Under the developing deal, Woodside will provide its technical expertise to the facility design of the project that Crystal has dubbed the “Clearwater Port LNG Project.” It also agreed to operate Clearwater, Crystal said in a prepared announcement.

Woodside will provide funding to Crystal “to obtain required project approvals through federal, state and local agencies” in exchange for giving Woodside, a major producer on Australia’s Northwest Shelf, “preferential access rights to Clearwater’s terminal capacity,” said Crystal Energy’s Chairman Bill Perkins, calling the impending deal “a significant step in implementing our long-term strategic plan.”

Perkins said Woodside adds “15 years of LNG operational experience and technical expertise, as well as an unblemished safety and environmental track record worthy of coastal California.” The agreement, he said, fulfills Crystal’s “vision for creating an environmentally superior project with a world-class operator that will provide a secure, long-term natural gas supply to California.”
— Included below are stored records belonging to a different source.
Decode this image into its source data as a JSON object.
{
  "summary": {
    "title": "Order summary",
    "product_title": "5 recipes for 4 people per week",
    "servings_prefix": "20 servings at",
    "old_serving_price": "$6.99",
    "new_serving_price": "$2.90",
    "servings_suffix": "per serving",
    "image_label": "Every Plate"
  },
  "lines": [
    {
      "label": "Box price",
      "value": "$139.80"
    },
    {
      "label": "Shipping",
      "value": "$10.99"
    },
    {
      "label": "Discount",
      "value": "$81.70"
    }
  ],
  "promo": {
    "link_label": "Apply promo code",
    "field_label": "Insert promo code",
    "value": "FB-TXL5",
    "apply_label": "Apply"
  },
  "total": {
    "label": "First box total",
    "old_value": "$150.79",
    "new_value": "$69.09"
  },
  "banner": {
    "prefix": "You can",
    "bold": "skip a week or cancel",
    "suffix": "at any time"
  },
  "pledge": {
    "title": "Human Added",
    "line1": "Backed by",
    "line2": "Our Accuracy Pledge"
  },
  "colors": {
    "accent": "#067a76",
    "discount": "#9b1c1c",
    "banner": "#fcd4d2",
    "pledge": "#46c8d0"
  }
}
The two firms are direct opposites. Crystal is a privately held company formed specifically to permit and operate Clearwater Port. Woodside (USA) is a wholly owned subsidiary of Woodside Energy Ltd., Australia’s largest publicly traded independent oil/gas exploration and production company, and operator of Australia’s largest resource project, the US$10 billion North West Shelf Venture in Western Australia.
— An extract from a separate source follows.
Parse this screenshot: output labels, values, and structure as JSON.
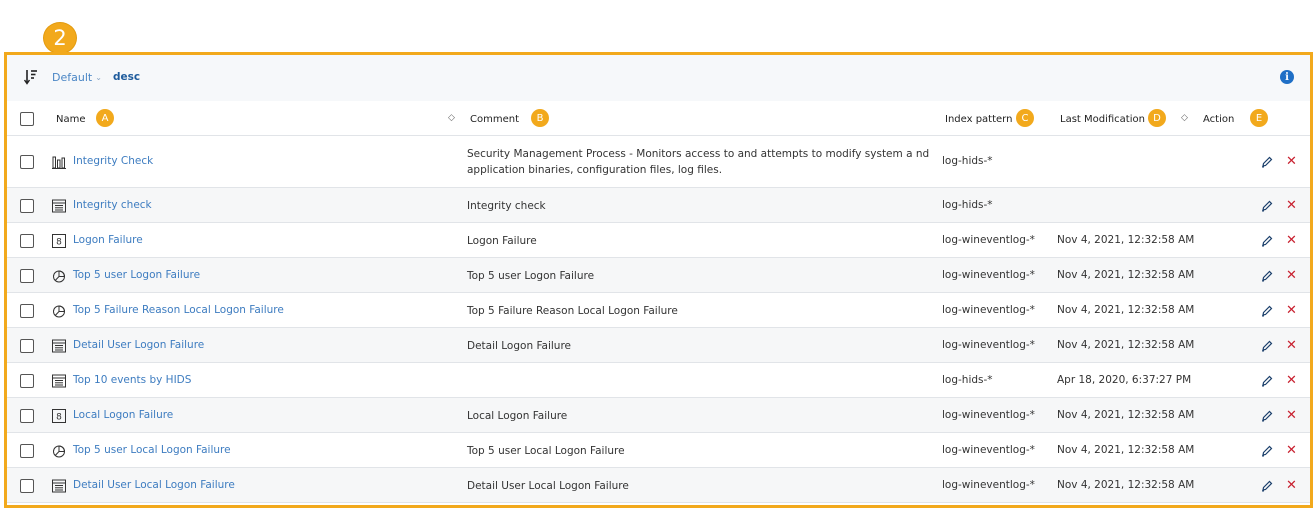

Woodside’s CEO Don Voelte released a prepared statement that was quite bullish on the deal, saying the two companies “complemented each other perfectly.” Voelte added: “Woodside has substantial gas reserves and worldwide experience in LNG production and transportation, while Crystal provides an ideal potential entry point to the world’s largest gas market.”

“We are pleased that Woodside believes, as we do, that Clearwater Port is the best alternative for California because of its remote offshore location (12.6 miles off Ventura County), use of existing infrastructure (an existing idle offshore oil platform), project design that uses established technologies, and ability to provide a low-cost supply of natural gas.”

Last January, however, Crystal announced a memorandum of understanding (MOU) with Alaska Gasline Port Authority to negotiate a detailed letter of intent to supply LNG to California. Under the prospective deal, the Alaska LNG Project — still in its infancy — would supply 800 MMcf/d.

The MOU is still in place for potential Alaskan suppliers, Crystal spokesperson Lisa Palmer said, and it sees that source of gas as complementary with the new Woodside deal, which she said should be finalized next spring.

Targeted for abandoned Platform Grace off California’s coast, Clearwater Port would off-load the LNG, regasify it, and ship it to shore in an under-sea pipeline that would connect with Sempra Energy’s Southern California Gas transmission system. At present the facility is being designed to process the equivalent of 800 MMcf/d.

Crystal expects to have its applications for key permits, which were re-submitted last July, to the U.S. Coast Guard and the California State Lands Commission deemed complete by the end of the year, at which point it can proceed with a formal environmental review process, Palmer said.

As has become almost pro forma for LNG projects, an environmental/land owner protest has been launched to stop the project. Although the upscale semi-rural coastal enclave of Malibu, CA, has no jurisdiction, its landowners announced Monday they have started an ad hoc citizens group to oppose the offshore installation.

“Malibu is a national treasure, and the environment we live in is too important to be threatened by ill-conceived projects by unknown companies who are proposing a recipe for disaster,” an announcement Monday from the Citizens Against Crystal Energy (CACE) quoted Malibu’s Mayor Pro Tem Andy Stern as saying.

“It is premature of the citizens to oppose the project before the environmental process has been completed,” Palmer said.

Woodside has operated Australia’s North West Shelf Venture for more than 15 years and marked its 50th anniversary this year. It has delivered more than 1,600 cargoes of LNG to markets in Asia, the United States and Europe. The company said its core focus is in Australia, the United States and Africa.